Finding ultra-pure water locally...


I've been reading up on record cleaning, and there seems to be something of a consensus that rinsing with ultra pure water / lab-grade water / triple distilled water (I'm assuming these are just different names for essentially the same thing?) helps. Where does one buy such water locally? I would imagine paying postage to ship 10 lbs of water would be rather high. I'm in the San Francisco Bay Area. Tks!

John
john_adams_sunnyvale
Albert and Cincy_bob - what sort of storage container do you plan to use? From the Finding Pure Water thread, I read amber colored glass jugs should work better than plastic.
I'm keeping my Reagent grade water in whatever kind of gallon jugs they ship in.

I have an IKEA roll around that was supposed to be for a kitchen that I use for my RC machine. I keep all the cleaners in the drawers below the work surface.
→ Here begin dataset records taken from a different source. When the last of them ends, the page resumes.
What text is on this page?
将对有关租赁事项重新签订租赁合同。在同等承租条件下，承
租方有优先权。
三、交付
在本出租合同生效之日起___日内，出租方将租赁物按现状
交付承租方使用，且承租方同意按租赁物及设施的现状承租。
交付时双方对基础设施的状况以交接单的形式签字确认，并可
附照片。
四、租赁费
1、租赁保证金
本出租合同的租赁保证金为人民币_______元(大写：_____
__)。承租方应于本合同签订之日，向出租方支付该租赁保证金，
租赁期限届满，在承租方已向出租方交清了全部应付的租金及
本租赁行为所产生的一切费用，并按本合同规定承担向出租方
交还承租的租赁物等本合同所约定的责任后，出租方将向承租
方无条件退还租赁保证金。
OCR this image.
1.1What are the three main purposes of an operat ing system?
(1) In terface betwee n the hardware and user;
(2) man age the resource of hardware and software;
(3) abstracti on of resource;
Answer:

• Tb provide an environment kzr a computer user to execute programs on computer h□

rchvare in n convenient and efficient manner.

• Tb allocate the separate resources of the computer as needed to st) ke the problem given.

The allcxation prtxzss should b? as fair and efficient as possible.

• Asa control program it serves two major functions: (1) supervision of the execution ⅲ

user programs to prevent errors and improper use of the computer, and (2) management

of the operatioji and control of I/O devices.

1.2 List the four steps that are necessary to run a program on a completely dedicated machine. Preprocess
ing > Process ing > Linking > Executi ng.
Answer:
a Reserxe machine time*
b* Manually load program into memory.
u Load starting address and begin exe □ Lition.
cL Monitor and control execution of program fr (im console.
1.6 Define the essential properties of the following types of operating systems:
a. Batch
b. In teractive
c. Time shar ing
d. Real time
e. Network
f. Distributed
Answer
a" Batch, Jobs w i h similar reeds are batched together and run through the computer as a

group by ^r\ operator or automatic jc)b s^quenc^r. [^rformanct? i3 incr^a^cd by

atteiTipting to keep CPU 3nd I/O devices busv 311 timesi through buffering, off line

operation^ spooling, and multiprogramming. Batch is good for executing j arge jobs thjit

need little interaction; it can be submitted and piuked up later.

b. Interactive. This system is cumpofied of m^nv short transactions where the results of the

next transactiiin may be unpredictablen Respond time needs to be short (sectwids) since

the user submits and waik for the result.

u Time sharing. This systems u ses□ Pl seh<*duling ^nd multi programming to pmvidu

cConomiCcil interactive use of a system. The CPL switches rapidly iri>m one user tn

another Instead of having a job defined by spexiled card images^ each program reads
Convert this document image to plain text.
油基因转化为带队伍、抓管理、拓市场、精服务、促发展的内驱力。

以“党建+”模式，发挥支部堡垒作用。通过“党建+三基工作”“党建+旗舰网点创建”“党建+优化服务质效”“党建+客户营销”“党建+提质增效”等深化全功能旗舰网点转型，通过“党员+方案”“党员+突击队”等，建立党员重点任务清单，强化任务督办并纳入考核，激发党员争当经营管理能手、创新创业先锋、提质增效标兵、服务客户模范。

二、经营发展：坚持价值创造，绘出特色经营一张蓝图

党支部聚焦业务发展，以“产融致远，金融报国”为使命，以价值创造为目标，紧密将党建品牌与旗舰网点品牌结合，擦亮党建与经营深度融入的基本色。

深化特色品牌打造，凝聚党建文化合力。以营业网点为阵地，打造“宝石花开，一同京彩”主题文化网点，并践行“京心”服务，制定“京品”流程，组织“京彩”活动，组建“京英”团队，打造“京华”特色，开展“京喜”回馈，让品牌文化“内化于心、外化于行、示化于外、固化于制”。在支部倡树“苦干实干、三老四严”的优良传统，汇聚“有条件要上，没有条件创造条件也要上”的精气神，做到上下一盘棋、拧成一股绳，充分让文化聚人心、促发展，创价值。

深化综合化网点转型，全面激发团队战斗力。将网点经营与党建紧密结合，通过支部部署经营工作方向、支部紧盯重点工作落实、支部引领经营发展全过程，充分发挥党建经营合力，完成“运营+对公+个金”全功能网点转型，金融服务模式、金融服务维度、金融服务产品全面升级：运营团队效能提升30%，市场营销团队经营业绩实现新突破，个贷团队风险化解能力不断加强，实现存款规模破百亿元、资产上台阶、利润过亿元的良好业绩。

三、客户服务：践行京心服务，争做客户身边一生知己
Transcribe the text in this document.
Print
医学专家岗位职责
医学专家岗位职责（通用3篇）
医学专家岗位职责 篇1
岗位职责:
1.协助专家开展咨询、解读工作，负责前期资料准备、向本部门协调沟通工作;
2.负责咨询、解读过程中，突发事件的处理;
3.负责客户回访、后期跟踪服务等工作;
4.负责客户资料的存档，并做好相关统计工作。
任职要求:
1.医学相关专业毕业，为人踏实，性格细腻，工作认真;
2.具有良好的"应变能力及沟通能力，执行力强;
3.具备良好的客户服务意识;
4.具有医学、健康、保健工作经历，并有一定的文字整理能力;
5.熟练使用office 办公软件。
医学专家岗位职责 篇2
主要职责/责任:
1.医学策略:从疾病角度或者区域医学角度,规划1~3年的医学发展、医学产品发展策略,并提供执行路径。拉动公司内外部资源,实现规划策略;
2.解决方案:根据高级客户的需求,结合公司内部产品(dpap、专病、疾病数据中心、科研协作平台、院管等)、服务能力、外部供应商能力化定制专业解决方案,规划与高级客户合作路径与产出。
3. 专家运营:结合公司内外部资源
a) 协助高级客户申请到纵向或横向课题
Guess I could refill the 64 ounce container supplied with my Walker Prelude kit as it empties. That's a handier and more manageable size container than the gallons.
I have a 180 gallon saltwater aquarium with a 55g sump and had to purchase an RO/DI unit due to well water. They are not expensive. I think mine was less than $150 for a 75 gallon-per-day. I need to add nearly 2 gallons a day due to evaporation and I do a 35 gallon water change monthly. Remember, it takes about 4 gallons to make 1 gallon of filtered water. I have the "waste water" going to my washing machine. Do not store in any ole plastic jug. Glass or a #6 plastic container will not leech. Not a bad idea to own a unit for drinking and getting out all of that garbage that they treat with. You should only drink "RO" and not "RO/DI". Most units have simple valves for using either/both. That will be the day that I pay(get ripped-off) for water!
Jtimothya, maybe it's naive on my part, but I figured that whatever sort of storage container the Reagent water has been stored in to date will be fine for continued storage at home. So that's what I am planning on doing unless I find it's a bad idea...
Guys, I have had a home RO filter for 30 years. It get replaced once a year. At the end of the year the water has about 300 non-water parts per million. After it is replaced this is 3 per million. Our chemistry department has a much higher quality RO device. They certainly were not impressed with my home results but did not mention what theirs yielded.

Hdm, assuming that you meant to add distillation to reagent water, I cannot imagine that adding salt back in as a softener would be used.

Cello, my tests also show that ultra pure water is superior at least as a final rinse to RO water.